As of this writing (2022), the later model Revox decks (B77 and later) can still be used without a full recapping (but the Rifa motor caps need to be changed). I do however recommend a full recap of any Revox for long term reliability.
The pro division of Revox, the Studer brand, has several models of decks (the A810 and A807) that run very hot internally, causing premature failure of capacitors. Considering that many of these decks were on 24/7 in studios and radio stations, they need a full recapping at this point. I recapped a Studer A80 24 track machine in 2020, and it took about 100 hours for the full service, and around 500 capacitors to make the deck reliable. Not a weekend job, to be sure!
Technics made a really nice series of decks, starting with the 1500 model. Even the earlier Technics decks, made under the Panasonic name (Panasonic is the parent company of Technics) were no slouches as to performance, and work well with great specs. The problem is, Technics used Panasonic capacitors throughout all of their decks (and turntables, and stereos, etc), and these caps (usually light purple, or dark blue in color) are known to leak. Worse yet, the electrolyte comes out of the bottom of the capacitors, seeps through their mounting hole, and then starts attacking the copper foil on the bottom side of the board. See below for the damaged PC board traces on a Technics 1500 series I recapped recently. When that electrolyte mixes with the solder, it discolors, and becomes almost impossible to remove. The solution is to add a jumper wire from the damaged PC board trace over to the next intact solder pad. Then clean the PC board area with isopropyl alcohol to try and get rid of as much electrolyte as possible. It works, but It’s an ugly repair.
Interestingly enough, even with a bunch of leaking capacitors in the Technics 1500 series, the decks continue to work with all functions intact. ‘My deck is in great shape, it doesn’t need recapping’ is a comment I see posted online about the Technics 1500s. No, sorry, they are a time bomb waiting to happen, as the electrolyte eats away at the PC board.
As with Revoxes ,Tandberg used lots of Frako and Rifa capacitors in their electronics, and they all need a full recapping. The problem with Tandberg is, they usually have a number of other problems that are age related within the decks, so many are write-offs. Due to the lack of available parts for them (not many were sold compared to other brand names worldwide), not a lot come through my repair shop.
The Bottom Line
Replacing anywhere between 35 and 500 capacitors in a reel to reel deck is very time consuming and expensive. If you can afford the extra money to recap a deck, then by all means do it. I always give clients the option to do a recap if they so choose. If you want to keep your deck for 10+ years, then definitely do a recap. If a reel to reel is a part of your vintage stereo, and is cool to look at, and to play the occasional tape, it may not be worth it for you to recap the deck.

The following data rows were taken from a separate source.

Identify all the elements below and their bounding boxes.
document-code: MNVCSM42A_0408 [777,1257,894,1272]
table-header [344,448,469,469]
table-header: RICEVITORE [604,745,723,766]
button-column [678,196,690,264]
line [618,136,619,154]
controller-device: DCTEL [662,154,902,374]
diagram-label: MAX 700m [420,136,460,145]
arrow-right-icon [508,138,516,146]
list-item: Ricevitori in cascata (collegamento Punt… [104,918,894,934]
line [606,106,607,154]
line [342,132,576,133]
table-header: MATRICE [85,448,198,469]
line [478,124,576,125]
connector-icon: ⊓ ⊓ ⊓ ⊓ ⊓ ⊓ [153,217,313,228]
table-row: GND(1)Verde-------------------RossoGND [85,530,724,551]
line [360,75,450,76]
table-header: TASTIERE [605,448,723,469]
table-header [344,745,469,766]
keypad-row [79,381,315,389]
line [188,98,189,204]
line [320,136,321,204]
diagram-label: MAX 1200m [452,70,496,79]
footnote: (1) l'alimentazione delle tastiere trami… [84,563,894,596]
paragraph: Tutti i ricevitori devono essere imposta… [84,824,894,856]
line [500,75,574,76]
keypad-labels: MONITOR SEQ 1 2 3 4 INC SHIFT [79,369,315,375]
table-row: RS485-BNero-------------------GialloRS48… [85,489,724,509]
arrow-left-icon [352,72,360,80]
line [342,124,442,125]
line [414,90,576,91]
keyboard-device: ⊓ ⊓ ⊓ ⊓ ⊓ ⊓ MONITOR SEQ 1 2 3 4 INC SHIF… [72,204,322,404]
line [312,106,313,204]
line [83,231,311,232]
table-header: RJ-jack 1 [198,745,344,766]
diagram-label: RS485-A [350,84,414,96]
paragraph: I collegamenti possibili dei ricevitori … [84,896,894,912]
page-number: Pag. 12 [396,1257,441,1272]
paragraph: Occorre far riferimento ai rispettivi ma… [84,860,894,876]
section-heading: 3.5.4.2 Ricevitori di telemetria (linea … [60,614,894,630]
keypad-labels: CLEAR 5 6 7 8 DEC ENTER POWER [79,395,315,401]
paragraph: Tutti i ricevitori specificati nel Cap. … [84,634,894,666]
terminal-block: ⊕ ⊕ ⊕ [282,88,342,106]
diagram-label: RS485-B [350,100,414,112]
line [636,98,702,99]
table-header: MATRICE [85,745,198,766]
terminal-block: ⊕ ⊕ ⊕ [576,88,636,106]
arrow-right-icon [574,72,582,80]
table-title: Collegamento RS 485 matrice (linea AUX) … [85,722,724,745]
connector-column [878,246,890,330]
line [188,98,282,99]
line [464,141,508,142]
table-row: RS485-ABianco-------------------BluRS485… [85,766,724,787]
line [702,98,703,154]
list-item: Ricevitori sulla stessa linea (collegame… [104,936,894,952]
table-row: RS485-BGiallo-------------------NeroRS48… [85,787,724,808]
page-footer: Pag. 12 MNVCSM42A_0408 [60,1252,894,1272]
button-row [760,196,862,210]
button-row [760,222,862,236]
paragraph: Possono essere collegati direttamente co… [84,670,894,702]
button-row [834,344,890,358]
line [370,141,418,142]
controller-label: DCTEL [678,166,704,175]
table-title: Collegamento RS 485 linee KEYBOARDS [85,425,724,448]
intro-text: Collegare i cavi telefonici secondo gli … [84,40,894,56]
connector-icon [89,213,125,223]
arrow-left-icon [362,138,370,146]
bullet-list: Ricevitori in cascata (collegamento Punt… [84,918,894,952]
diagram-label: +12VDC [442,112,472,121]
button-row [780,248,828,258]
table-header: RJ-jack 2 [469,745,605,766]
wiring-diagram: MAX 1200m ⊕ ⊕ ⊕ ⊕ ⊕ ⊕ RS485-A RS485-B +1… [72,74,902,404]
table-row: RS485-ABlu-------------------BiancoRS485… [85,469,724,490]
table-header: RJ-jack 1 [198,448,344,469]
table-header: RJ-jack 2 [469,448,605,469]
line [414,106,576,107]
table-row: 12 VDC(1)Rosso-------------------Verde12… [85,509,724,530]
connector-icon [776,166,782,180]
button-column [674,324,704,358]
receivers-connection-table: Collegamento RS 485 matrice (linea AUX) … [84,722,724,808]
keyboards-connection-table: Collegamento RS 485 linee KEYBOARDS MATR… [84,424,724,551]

Recapping a deck is like rebuilding an engine in a vintage car. You can tune up a vintage car engine, and if the block and various components are in good shape, the engine will continue to run just fine. Just like a vintage car engine, a reel to reel does not necessarily require a full recapping, and as with a car, you can rebuild the engine, but if the transmission is shot, rebuilding the engine won’t fix your problem.
I keep a running tab on reel to reel decks that I see through here for servicing. If I see a recurring failure of any part in a make or model of deck, I will make note of it, and will update this document as I see regular failures happen.